By Gaston Kelman, writer.
Twenty years ago in 2007, I prophesied in my book entitled Les hirondelles du printemps africain that Mauritania would be one of the most promising swallows heralding the African spring. For the kindest, I was just an iconoclast, a provocateur who wanted to shock at all costs. It was a time when people held their noses when they heard the name of this country, of which the only references granted to it – condemnation without trial and without possibility of appeal – were modern slavery – biased analysis – and very real terrorism. At that time, one would not have imagined the French president inviting his Mauritanian counterpart to the Elysée, at a time when Africa is to be approached with caution and where visits in one direction or the other are rare and carefully selected. Macron’s last tour in Africa – at the end of November 2025 – took place in “respectable” countries – South Africa, Mauritius, Angola – or eternal friends of France like Gabon. Shortly before, in July 2025, we received at the Elysée the rather compliant Alassane Ouattara who professes that he owes nothing to anyone except to France. There was also the interlude with the unavoidable president of the Senegalese epic.
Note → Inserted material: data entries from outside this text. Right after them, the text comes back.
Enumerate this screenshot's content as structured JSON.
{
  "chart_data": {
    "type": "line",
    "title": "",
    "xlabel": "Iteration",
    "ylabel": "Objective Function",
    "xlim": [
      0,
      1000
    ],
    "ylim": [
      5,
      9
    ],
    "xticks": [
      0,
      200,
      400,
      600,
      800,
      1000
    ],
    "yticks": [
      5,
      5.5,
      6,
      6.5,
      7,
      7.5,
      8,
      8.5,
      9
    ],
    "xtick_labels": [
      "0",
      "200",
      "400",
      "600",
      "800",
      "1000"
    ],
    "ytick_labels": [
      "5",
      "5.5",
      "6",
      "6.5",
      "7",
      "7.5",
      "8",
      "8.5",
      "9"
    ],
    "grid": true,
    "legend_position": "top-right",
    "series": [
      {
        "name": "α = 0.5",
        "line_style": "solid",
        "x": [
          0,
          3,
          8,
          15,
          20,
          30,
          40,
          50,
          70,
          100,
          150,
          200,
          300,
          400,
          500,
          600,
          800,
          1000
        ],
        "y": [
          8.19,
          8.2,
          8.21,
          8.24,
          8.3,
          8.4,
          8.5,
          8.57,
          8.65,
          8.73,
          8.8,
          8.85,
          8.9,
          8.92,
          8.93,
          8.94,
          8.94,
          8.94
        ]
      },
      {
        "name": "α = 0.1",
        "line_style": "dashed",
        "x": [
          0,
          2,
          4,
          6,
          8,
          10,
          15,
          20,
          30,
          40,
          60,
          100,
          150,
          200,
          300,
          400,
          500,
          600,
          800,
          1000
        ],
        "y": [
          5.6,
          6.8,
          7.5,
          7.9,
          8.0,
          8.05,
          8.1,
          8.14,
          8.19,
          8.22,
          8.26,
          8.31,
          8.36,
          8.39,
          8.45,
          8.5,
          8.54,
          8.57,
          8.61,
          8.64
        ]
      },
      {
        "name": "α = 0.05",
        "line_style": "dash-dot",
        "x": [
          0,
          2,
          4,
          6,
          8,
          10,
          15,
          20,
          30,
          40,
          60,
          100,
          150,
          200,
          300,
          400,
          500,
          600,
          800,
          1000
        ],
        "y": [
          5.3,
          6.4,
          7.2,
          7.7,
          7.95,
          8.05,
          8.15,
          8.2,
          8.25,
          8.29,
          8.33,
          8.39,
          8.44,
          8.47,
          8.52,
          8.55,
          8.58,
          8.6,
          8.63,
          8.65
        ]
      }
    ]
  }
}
Mauritania, this rugged country, rigid backbone between the Maghreb and black Africa, does not claim to be the friend of anyone. It is not the enemy of one or the other either. What is happening in Mauritania is not a social revolution led by a junta – a distant past – or the flashy emergence of forty-something-year-olds. One could even speak of a smooth sailing. What was considered the stronghold of terrorism and all kinds of trafficking in the desert has become the most secure country in the Sahel. Economic, social, and cultural development is progressing at a pace appreciated by all. The currency is said to be stable, and when complaints about the CFA franc are heard in Nouakchott, an indescribable smile is displayed.
The choice of meetings of the French president with his African counterparts hides a subliminal, perhaps even unconscious message. We remember not so long ago when heir to Gaullist France, he still believed he was more or less in the colonial era. Each French president experienced this exhilaration. One felt obliged to demonstrate his authority through a gesture or a speech since de Gaulle had given the starting signal in Brazzaville. After the Pompidou interlude, Giscard d’Estaing strolled arrogantly in conquered territory. Mitterrand delivered the speech of La Baule and, fraudulently appropriating the quest for freedom initiated by African societies through roundtable discussions, promised carrots to the nice ones and sticks to the recalcitrant ones. Chirac flexed his muscles like any right-wing president, dropping bombs on Ivorian populations. And Sarkozy, in addition to bombs for enthroning or deposing, sent Africa back to prehistory in the Dakar speech. Finally, Hollande did his Hollande thing, in Kinshasa, that is to say the clown, during his visit to the Francophonie summit.
Then came Emmanuel Macron, determined to make a revolution, forgetting to first rid himself of the Francafrique nature which came back like a boomerang. Indeed, times had changed a lot. Recently, many swallows were crisscrossing the African sky in various forms: some under the tumultuous harmattan like the countries of the AES. We will never forget the huge farce, the ultimate backpedaling, at the disastrous meeting with African youth at the African summit in Montpellier. The French president had decided to declassify African leaders and make this youth his new interlocutor on the continent. Since the rage of this same youth that the press euphemistically dubbed “anti-French sentiment”, when it is actually a deep-seated resentment, a heavy rejection, a profound anger, he has calmed down a bit. So, he reserves his visits for “neutral” countries, often not part of what is called the “reserved area”. It is necessary to avoid the demands and uprisings of the street that a trip to one of the countries in this reserved area would surely cause.
In this context, the choice of Mauritania as the host at the Elysée is a wise choice. The French president knows that this country can be a field of experimentation for a different type of view on Africa, a view less condescending, less arrogant, more respectful of peoples and their destinies. As mentioned earlier, the phlegmatic people of the desert have no qualms, no mood, and no enemies. They no longer feel or pretend – with much success, it must be said – to no longer feel the post-colonial trauma. Moreover, even at a time when coups d’état were rightly attributed to France, the proud Mauritanian boasted of carrying out his own, all by himself, like a grown-up, without the help of anyone.
So this is a visit on good terms. And we hope that it bears all the fruits, those of cooperation between states that respect each other, and those of a lesson in things for the French president.